Das zweithöchste Amt der Republik wird nach der Ankündigung von Wolfgang Sobotka, nicht mehr zu kandidieren, im Herbst frei. Was der/die Nachfolger:in können muss, und warum der Anspruch der stimmenstärksten Partei auf das Amt nicht fix ist.


„Jössas, a Weib!“ Ob in der heutigen Zeit ein Nationalratspräsident sein Amt behalten könnte, wenn er so auf eine weibliche Kollegin im dreiköpfigen Präsidium reagiert? 1986 ging das problemlos. Der Sager entfuhr der Überlieferung nach dem damaligen SPÖ-Nationalratspräsidenten Anton Benya, als er erfuhr, dass die ÖVP Marga Hubinek als Zweite Präsidentin nominieren würde. Eine Frau in Reichweite des zweithöchsten Amtes im Staat? Das war nicht nur für Benya damals undenkbar.

Nicht abwählbar

Was heute wie damals gilt: Abwählbar ist der oder die Nationalratspräsident:in auch bei noch so groben Vergehen nicht. Ein:e Nationalratspräsident:in kann sich noch so danebenbenehmen – wenn er oder sie das Amt nicht freiwillig zurücklegt, ist es bis zur nächsten Nationalratswahl seines bzw. ihres. Einzige Ausnahme: ein Mandatsverlust wegen einer strafrechtlichen Verurteilung zu einer Haftstrafe von mindestens einem Jahr.

Nicht nur einmal haben die Oppositionsparteien seit dem Antritt des amtierenden Nationalratspräsidenten Wolfgang Sobotka (ÖVP) aus unterschiedlichsten Anlässen dessen Rücktritt gefordert. Der Niederösterreicher blieb, mit Rückendeckung seiner Partei, standhaft. Vor dem anlaufenden Nationalratswahlkampf hat Sobotka nun sein politisches Ende angekündigt. Er kandidiert im September nicht mehr.

Wir bekommen eine:n neue:n Nationalratspräsident:in

Damit steht fest: Das Parlament bekommt nach der Wahl am 29. September eine:n neue:n Nationalratspräsident:in. Was wohl auch der Fall gewesen wäre, hätte Sobotka erneut für die Volkspartei kandidiert. Denn die Besetzung dieses Amts steht traditionell der stimmenstärksten Partei zu – und in allen Umfragen der letzten Monate ist das die FPÖ.

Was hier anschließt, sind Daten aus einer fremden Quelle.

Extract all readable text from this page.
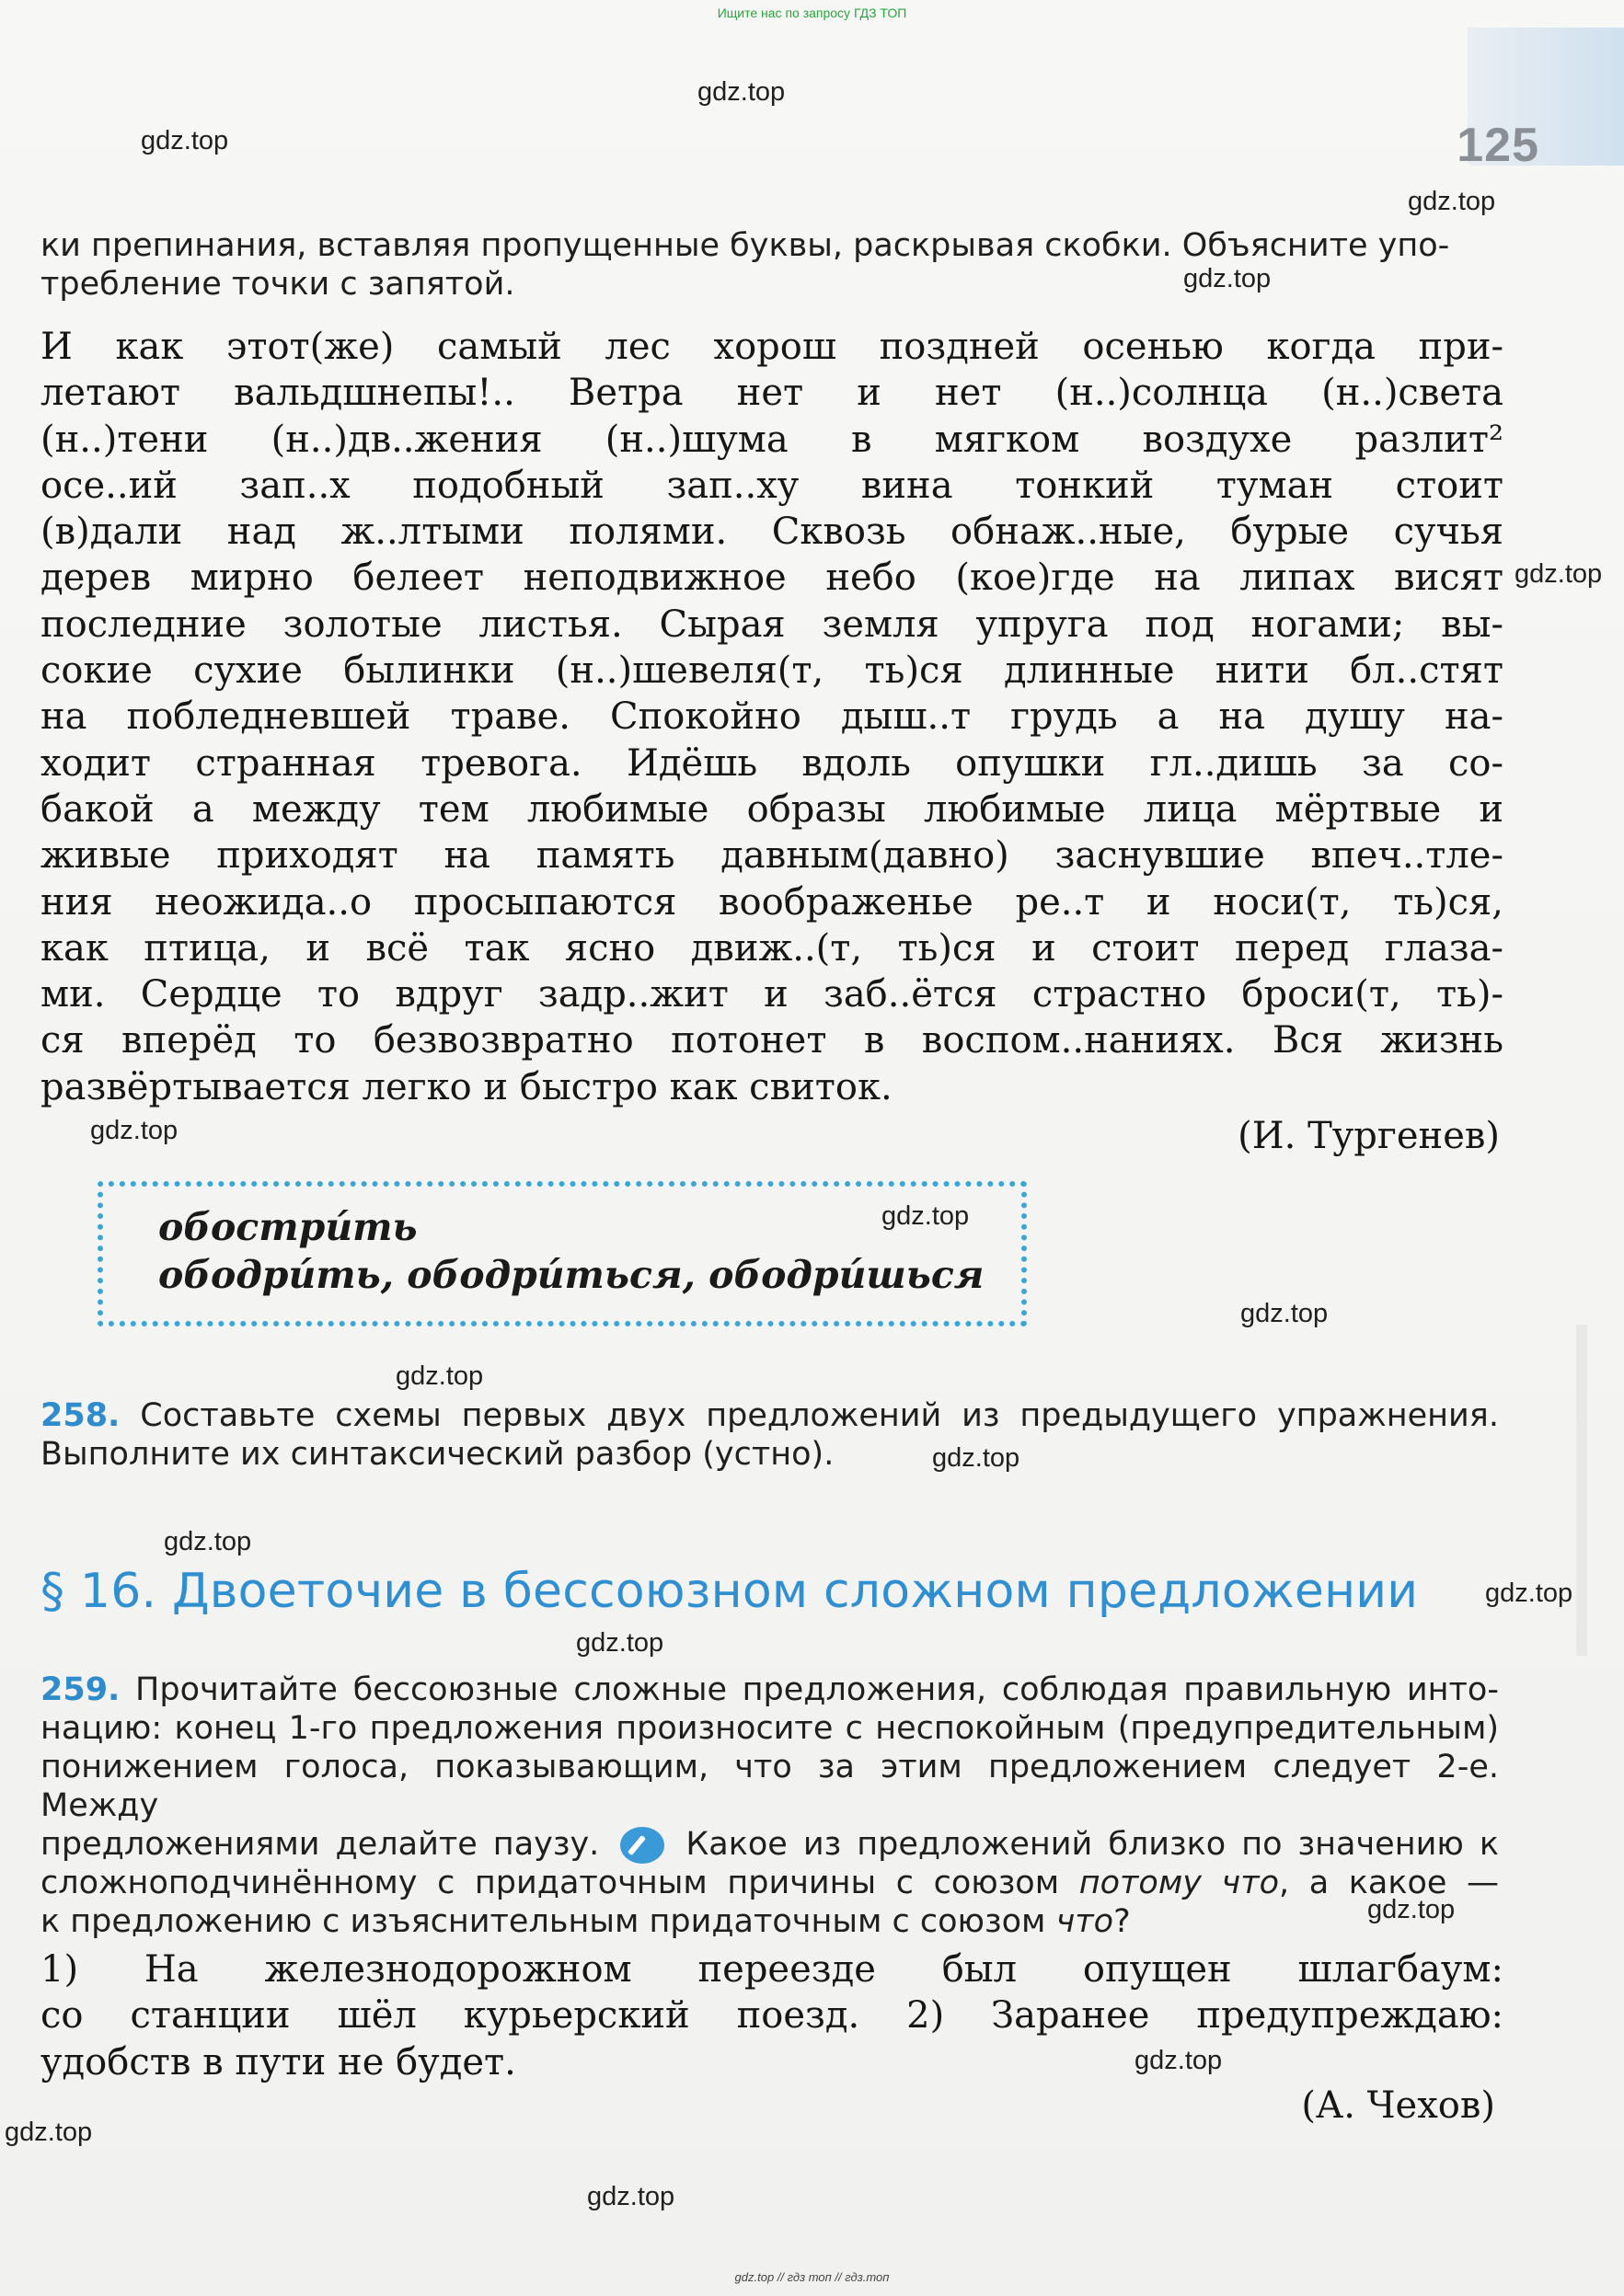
Ищите нас по запросу ГДЗ ТОП
125
gdz.top
gdz.top
gdz.top
gdz.top
gdz.top
gdz.top
gdz.top
gdz.top
gdz.top
gdz.top
gdz.top
gdz.top
gdz.top
gdz.top
gdz.top
gdz.top
gdz.top
ки препинания, вставляя пропущенные буквы, раскрывая скобки. Объясните упо-
требление точки с запятой.
И как этот(же) самый лес хорош поздней осенью когда при-
летают вальдшнепы!.. Ветра нет и нет (н..)солнца (н..)света
(н..)тени (н..)дв..жения (н..)шума в мягком воздухе разлит²
осе..ий зап..х подобный зап..ху вина тонкий туман стоит
(в)дали над ж..лтыми полями. Сквозь обнаж..ные, бурые сучья
дерев мирно белеет неподвижное небо (кое)где на липах висят
последние золотые листья. Сырая земля упруга под ногами; вы-
сокие сухие былинки (н..)шевеля(т, ть)ся длинные нити бл..стят
на побледневшей траве. Спокойно дыш..т грудь а на душу на-
ходит странная тревога. Идёшь вдоль опушки гл..дишь за со-
бакой а между тем любимые образы любимые лица мёртвые и
живые приходят на память давным(давно) заснувшие впеч..тле-
ния неожида..о просыпаются воображенье ре..т и носи(т, ть)ся,
как птица, и всё так ясно движ..(т, ть)ся и стоит перед глаза-
ми. Сердце то вдруг задр..жит и заб..ётся страстно броси(т, ть)-
ся вперёд то безвозвратно потонет в воспом..наниях. Вся жизнь
развёртывается легко и быстро как свиток.
(И. Тургенев)
обострúть
ободрúть, ободрúться, ободрúшься
258. Составьте схемы первых двух предложений из предыдущего упражнения.
Выполните их синтаксический разбор (устно).
§ 16. Двоеточие в бессоюзном сложном предложении
259. Прочитайте бессоюзные сложные предложения, соблюдая правильную инто-
нацию: конец 1-го предложения произносите с неспокойным (предупредительным)
понижением голоса, показывающим, что за этим предложением следует 2-е. Между
предложениями делайте паузу.	Какое из предложений близко по значению к
сложноподчинённому с придаточным причины с союзом потому что, а какое —
к предложению с изъяснительным придаточным с союзом что?
1) На железнодорожном переезде был опущен шлагбаум:
со станции шёл курьерский поезд. 2) Заранее предупреждаю:
удобств в пути не будет.
(А. Чехов)
gdz.top // гдз топ // гдз.топ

Damit sind wir mittendrin in den Details rund um die Rolle des/der Nationalratspräsident:in. Das Nominierungsrecht ist nämlich kein gesetzlich festgelegtes. In der Geschäftsordnung des Nationalrats steht lediglich, dass die drei Präsident:innen in der konstituierenden Sitzung – das ist die erste nach einer Nationalratswahl – von den Abgeordneten „aus ihrer Mitte“ gewählt werden. Dass die drei stimmenstärksten Parteien die drei Präsidiumsposten besetzen, ist eine „Usance“ – so nennt man eine Gepflogenheit im Parlament, die gelebte Praxis ist. Gelingt es der FPÖ im Herbst wie bei der EU-Wahl am 9. Juni, Platz eins zu erringen, würde das erstmals – sofern die anderen Parteien nicht mit Gepflogenheiten brechen – eine:n blaue:n Nationalratspräsident:in bedeuten.

Immer wieder wurden die Usancen allerdings auch schon hinterfragt. Etwa, als die FPÖ 2008 Martin Graf als Dritten Nationalratspräsidenten nominierte – der Burschenschafter galt vielen Abgeordneten als zu rechts. Letztlich bekam er aber doch eine Mehrheit. Nach der Nominierung müssen die Kandidat:innen von den 183 Abgeordneten mit einfacher Mehrheit in ihr Amt gewählt werden.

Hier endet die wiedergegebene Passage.